Le Saint-chrême, cette huile parfumée, accompagne des rites sacramentels qui ne s’accomplissent qu’une fois dans la vie des croyants. Le jour de son baptême le nouveau baptisé est marqué du saint-chrême pour manifester que, désormais, il est « prêtre, prophète et roi » ; il est le signe de la confirmation qui accompagne la parole sacramentelle : « sois marqué de l’Esprit-Saint, le don de Dieu » ; les mains du prêtre nouvellement ordonné sont ointes du Saint-Chrême pour qu’il « fortifie et sanctifie le peuple chrétien » ; il est répandu sur la tête du nouvel évêque pour que « soit rendu fécond son ministère ». Et assurément, il servira pour les baptêmes de Pâques et de toute cette année, mais aussi à la consécration de votre prochain évêque.

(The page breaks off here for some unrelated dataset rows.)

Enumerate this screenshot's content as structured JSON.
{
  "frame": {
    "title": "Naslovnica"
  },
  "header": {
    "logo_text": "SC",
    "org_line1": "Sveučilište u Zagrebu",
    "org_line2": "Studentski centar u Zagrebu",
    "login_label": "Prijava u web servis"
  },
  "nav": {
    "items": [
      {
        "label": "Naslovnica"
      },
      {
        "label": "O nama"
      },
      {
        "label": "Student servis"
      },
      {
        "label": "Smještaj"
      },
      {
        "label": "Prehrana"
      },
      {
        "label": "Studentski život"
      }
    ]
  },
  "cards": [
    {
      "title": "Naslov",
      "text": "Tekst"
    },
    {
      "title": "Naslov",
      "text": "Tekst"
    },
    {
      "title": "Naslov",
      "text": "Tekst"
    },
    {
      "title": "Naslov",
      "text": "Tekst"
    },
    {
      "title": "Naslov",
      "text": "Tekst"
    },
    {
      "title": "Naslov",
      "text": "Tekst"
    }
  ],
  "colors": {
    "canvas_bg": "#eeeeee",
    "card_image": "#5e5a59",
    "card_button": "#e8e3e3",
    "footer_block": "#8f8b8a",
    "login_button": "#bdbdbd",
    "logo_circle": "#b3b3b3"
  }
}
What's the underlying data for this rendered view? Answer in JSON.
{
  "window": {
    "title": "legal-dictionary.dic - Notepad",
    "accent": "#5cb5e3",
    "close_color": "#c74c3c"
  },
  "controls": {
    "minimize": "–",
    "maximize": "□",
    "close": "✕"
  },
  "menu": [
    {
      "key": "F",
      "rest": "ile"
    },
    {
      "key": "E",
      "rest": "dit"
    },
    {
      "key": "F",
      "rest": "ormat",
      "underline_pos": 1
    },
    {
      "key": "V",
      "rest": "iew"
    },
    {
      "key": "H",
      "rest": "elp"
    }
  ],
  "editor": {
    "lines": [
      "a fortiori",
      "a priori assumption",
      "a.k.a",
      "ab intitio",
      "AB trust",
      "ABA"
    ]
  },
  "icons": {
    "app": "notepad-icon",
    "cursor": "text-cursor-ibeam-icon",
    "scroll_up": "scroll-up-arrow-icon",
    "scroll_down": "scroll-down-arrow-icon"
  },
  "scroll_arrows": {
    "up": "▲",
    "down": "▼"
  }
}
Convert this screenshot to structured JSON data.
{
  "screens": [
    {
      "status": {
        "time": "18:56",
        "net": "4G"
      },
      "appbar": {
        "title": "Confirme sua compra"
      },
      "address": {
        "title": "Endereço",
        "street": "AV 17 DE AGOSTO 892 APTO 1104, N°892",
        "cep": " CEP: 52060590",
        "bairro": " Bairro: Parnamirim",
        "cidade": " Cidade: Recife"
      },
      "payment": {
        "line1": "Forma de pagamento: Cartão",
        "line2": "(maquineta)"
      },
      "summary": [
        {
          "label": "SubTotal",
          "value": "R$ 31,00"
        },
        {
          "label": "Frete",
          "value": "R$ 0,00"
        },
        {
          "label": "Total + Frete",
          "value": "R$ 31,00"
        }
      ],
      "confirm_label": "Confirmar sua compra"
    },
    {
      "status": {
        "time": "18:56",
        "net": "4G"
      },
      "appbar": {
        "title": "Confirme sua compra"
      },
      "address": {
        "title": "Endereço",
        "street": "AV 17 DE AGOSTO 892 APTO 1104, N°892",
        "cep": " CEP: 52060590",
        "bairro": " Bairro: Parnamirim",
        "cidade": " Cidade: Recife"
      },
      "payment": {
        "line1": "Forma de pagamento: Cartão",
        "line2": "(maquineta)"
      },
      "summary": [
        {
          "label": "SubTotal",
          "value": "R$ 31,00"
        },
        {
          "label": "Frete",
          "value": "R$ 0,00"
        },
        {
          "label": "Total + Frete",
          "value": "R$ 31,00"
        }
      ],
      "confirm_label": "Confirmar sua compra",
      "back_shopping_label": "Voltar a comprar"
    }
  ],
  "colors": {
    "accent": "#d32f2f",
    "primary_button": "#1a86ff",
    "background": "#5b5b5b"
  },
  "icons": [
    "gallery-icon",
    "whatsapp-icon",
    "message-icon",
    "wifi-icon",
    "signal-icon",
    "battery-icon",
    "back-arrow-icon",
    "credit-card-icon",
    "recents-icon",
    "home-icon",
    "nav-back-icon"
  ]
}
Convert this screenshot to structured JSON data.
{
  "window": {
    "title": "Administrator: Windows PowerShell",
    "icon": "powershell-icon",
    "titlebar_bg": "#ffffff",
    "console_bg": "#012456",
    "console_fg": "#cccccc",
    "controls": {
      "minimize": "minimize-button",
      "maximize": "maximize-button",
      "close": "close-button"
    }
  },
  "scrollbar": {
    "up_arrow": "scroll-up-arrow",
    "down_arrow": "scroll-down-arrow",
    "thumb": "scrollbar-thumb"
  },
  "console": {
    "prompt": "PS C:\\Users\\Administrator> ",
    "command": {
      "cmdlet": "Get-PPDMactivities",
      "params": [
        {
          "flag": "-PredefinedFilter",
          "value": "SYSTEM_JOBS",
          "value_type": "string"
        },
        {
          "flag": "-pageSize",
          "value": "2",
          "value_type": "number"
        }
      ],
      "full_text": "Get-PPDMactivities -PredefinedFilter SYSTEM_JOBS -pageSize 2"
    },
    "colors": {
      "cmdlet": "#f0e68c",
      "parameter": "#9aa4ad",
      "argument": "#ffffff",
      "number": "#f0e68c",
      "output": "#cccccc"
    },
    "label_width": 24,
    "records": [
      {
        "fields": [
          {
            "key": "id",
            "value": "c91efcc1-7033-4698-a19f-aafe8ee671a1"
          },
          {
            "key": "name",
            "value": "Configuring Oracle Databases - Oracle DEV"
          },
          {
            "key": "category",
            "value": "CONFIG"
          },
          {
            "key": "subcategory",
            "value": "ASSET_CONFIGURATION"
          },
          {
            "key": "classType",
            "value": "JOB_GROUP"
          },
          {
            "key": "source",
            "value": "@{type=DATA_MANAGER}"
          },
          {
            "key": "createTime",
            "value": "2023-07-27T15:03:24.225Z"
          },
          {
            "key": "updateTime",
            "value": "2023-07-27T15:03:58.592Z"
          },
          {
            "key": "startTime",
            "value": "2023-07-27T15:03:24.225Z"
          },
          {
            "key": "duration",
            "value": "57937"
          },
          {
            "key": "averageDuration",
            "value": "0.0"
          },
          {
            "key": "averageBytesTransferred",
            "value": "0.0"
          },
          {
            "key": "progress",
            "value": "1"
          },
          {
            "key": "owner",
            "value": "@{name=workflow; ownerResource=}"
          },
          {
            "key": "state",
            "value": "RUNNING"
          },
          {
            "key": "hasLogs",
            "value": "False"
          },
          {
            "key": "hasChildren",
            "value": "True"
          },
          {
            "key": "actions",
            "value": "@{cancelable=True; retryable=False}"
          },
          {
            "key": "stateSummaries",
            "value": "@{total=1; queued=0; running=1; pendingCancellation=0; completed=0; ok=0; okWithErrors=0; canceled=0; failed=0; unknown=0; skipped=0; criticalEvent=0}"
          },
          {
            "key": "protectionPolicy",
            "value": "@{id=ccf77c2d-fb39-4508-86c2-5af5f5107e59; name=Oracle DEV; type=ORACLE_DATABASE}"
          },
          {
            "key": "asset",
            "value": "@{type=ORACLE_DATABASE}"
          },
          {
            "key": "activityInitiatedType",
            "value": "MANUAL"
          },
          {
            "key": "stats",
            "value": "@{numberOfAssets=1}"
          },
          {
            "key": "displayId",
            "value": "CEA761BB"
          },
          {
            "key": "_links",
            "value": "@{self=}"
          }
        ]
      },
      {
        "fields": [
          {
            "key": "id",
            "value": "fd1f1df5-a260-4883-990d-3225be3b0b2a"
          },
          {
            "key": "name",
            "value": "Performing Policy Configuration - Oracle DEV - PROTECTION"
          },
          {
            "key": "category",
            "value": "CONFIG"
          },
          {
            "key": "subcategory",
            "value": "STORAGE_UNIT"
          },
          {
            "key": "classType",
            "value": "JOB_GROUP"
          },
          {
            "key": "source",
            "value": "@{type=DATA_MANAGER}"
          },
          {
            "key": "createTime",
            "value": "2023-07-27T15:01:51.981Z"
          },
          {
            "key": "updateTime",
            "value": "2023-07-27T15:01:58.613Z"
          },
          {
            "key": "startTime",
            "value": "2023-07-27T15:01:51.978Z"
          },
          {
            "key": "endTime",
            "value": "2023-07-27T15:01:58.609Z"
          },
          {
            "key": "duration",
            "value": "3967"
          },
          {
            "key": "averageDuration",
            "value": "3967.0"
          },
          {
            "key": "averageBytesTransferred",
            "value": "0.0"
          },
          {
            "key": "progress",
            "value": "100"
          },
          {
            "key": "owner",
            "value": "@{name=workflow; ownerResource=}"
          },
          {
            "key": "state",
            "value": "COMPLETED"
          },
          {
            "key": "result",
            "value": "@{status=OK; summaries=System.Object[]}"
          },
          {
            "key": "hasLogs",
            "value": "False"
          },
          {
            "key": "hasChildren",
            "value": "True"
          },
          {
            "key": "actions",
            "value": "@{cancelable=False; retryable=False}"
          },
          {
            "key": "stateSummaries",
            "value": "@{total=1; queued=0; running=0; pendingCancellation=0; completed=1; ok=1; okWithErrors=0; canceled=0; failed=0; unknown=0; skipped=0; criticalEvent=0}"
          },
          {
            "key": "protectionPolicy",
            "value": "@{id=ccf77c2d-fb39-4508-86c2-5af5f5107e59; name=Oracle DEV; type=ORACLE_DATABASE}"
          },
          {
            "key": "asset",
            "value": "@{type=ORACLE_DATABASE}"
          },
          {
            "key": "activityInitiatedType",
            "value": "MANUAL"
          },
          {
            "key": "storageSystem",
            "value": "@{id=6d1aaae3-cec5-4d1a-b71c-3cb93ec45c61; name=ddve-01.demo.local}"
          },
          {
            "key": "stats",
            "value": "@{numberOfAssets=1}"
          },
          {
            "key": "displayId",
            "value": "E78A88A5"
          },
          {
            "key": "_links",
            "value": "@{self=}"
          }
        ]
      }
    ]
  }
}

Frères et sœurs, voulez-vous que nous prenions un temps de silence pour vivre ensemble le renouvellement des engagements de vos prêtres et la bénédiction des saintes huiles qui accompagneront la sanctification de tout votre diocèse.

Mgr Bruno FEILLET
Evêque auxilliaire de Reims

Message de Mgr Gérard Le Stang aux prêtres d’Amiens

Chers frères,

Ce Mardi Saint, autour de Mgr Bruno Feillet, avec les diacres et tout le Peuple de Dieu, durant la messe chrismale, vous renouvelez les engagements pris au jour de votre ordination.

Par ma nomination comme évêque de votre diocèse, me voilà déjà membre du presbyterium d’Amiens. Aussi, je me sens profondément solidaire de notre mission commune, en communion avec chacun d’entre vous, jeunes et anciens, priant pour vous tous, en ce jour béni. Que grandisse davantage en nous la charité pastorale et diaconale !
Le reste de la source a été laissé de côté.